Why then do directors of corporations get this special protection?

Justice Jackson famously observed of the U.S. Supreme Court: "We are not final because we are infallible, but we are infallible only because we are final." Neither courts nor boards of directors are infallible, but someone must be final. Otherwise we end up with a never-ending process of appellate review. The question then is a simple one: Who is better suited to be vested with the mantle of infallibility that comes by virtue of being final—directors or judges?

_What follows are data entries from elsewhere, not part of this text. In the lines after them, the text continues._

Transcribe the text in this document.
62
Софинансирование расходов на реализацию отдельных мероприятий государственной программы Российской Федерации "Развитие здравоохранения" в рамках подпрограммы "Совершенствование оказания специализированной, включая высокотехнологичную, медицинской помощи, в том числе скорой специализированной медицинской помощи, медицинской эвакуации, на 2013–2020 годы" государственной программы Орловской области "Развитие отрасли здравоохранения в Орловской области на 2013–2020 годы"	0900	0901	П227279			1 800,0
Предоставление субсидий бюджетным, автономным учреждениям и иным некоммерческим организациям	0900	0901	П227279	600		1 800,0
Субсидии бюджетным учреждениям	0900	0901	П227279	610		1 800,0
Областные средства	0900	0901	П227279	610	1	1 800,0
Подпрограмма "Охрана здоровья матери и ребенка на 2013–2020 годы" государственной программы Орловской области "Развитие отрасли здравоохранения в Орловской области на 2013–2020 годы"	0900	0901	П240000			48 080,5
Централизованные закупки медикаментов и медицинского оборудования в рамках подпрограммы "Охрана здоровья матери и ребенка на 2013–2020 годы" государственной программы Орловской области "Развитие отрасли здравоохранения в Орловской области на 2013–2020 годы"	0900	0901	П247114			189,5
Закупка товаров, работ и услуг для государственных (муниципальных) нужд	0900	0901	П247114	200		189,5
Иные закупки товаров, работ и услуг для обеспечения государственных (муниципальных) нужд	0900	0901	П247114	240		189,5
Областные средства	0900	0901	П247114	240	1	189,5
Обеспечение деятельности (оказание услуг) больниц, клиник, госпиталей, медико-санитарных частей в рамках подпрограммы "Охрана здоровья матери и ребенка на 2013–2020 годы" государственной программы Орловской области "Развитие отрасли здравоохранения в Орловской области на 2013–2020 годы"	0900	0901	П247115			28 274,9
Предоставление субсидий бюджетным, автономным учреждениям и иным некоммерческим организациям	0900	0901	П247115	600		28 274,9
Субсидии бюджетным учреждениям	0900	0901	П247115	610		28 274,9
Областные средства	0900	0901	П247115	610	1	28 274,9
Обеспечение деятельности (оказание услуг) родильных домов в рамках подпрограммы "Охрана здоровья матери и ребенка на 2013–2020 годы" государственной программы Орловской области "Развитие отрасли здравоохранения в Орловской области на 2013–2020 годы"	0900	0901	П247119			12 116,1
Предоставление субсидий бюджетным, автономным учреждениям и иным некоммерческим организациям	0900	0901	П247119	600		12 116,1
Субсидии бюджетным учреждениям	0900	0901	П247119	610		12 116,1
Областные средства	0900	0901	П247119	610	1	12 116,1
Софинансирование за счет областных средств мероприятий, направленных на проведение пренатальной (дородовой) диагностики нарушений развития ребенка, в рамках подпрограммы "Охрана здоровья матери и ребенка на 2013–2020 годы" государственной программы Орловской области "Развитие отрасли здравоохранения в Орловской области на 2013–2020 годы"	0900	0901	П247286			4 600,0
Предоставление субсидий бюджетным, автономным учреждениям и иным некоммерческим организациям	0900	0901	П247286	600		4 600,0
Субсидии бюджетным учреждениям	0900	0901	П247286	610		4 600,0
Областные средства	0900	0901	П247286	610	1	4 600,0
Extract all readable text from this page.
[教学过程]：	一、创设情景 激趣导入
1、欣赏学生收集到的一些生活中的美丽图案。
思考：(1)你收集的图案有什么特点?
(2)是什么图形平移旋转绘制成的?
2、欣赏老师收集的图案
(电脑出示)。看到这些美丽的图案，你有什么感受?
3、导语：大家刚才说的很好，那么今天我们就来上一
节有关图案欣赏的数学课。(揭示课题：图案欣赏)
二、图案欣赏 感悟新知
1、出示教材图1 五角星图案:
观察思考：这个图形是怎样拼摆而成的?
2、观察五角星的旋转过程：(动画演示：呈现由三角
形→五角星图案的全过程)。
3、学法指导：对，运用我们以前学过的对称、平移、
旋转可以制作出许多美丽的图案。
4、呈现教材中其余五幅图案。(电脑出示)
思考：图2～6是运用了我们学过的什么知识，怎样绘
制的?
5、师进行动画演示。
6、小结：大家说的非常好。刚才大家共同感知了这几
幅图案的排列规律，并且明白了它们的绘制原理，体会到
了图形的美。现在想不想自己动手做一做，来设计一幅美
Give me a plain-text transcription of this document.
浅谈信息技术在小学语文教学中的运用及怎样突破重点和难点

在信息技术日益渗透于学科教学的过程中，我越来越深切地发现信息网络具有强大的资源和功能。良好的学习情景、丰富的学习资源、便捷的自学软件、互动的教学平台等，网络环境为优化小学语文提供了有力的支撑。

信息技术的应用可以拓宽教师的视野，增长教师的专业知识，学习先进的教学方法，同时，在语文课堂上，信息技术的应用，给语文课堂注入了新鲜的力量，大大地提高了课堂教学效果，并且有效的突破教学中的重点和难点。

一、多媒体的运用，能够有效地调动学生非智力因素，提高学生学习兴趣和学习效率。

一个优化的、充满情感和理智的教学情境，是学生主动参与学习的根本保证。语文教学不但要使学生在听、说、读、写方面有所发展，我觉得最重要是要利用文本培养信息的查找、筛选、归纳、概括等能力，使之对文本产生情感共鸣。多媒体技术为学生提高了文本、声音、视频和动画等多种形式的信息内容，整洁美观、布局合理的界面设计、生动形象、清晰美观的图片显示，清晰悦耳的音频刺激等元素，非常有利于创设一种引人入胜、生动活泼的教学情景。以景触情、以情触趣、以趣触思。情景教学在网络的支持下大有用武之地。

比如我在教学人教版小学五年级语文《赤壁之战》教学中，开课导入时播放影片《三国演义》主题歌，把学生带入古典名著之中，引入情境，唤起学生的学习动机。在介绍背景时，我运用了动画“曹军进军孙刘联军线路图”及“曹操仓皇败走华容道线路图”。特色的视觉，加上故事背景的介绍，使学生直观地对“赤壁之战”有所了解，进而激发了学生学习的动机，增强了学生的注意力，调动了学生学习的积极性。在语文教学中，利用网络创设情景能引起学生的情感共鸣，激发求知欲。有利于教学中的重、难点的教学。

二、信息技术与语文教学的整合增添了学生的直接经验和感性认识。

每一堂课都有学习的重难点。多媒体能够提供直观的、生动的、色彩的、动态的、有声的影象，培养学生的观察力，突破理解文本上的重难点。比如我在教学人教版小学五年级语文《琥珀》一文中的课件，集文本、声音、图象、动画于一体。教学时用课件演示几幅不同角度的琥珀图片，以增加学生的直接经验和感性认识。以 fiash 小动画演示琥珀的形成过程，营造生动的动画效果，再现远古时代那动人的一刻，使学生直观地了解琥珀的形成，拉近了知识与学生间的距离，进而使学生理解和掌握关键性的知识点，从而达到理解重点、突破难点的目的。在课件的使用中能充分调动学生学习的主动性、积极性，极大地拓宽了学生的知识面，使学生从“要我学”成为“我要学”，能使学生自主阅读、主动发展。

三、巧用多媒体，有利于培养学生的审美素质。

Judges necessarily have less information about the needs of a particular firm than do that firm's directors. A fortiori, judges will make poorer decisions than the firm's board. As one court decision put it:

"[C]ourts recognize that after-the-fact litigation is a most imperfect device to evaluate corporate business decisions. The circumstances surrounding a corporate decision are not easily reconstructed in a courtroom years later, since business imperatives often call for quick decisions, inevitably based on less than perfect information. The entrepreneur's function is to encounter risks and to confront uncertainty, and a reasoned decision at the time made may seem a wild hunch viewed years later against a background of perfect knowledge."[3]

Put another way, judges are no less subject to bounded rationality than any other decision makers. Just as the limits on cognitive competence impede the ability of market actors to write complete contracts, those same limits necessarily impede judicial review. Only with the benefit of hindsight will judges be able to make better decisions than boards, but we have already seen that hindsight review is problematic. While market forces work a sort of Darwinian selection on corporate decision makers, moreover, no such forces constrain erring judges. As such, rational shareholders will prefer the risk of managerial error to that of judicial error.

The posited preference for managerial error, however, only extends to decisions motivated by a desire to maximize shareholder wealth. Given that market forces encourage directors to make such decisions carefully, such a preference makes sense. Where the directors' decision was motivated by considerations other than shareholder wealth, as where the directors engaged in self-dealing or sought to defraud the shareholders, however, the question is no longer one of honest error but of intentional misconduct. Despite the limitations of judicial review, rational shareholders would prefer judicial intervention with respect to board decisions so tainted. As Delaware Chief Justice Veasey observes, "investors do not want self-dealing directors or those bent on entrenchment in office. ... Trust of directors is the key because of the self-governing nature of corporate law. Yet the law is strong enough to rein in directors who would flirt with an abuse of that trust."[4] The affirmative case for disregarding honest errors thus simply does not apply to intentional misconduct. To the contrary, given the heightened potential for self-dealing in an organization characterized by a separation of ownership and control, the risk of legal liability may be a necessary deterrent against such misconduct.

The function of the business judgment rule thus is to act as a filter for self-dealing and fraud. As long as the board made an informed decision untainted by conflicts of interest, the court will defer to the board's judgment. Directors are thus allowed to take business risks without fear that an error in judgment or even an act of God might result in liability being imposed on them. Conversely, however, the rule will not allow directors to cheat and self-deal.

Giving Michael Ovitz $140 million to go away after a mere 14 months on the job might not have been the smartest decision a board of directors made, but absent evidence that the board acted from conflicted interests, it is precisely the sort of decision that courts leave to the discretion of directors.

[1] Brehm v. Eisner, 746 A.2d 244 (Del. 2000).

[2] See, e.g., Dodge v. Ford Motor Co., 170 N.W. 668, 684 (Mich. 1919).

[3] Joy v. North, 692 F.2d 880, 886 (2d Cir. 1982), cert. denied, 460 U.S. 1051 (1983).

[4] E. Norman Veasey, An Economic Rationale for Judicial Decisionmaking in Corporate Law, 53 Bus. Law. 681, 694 (1998).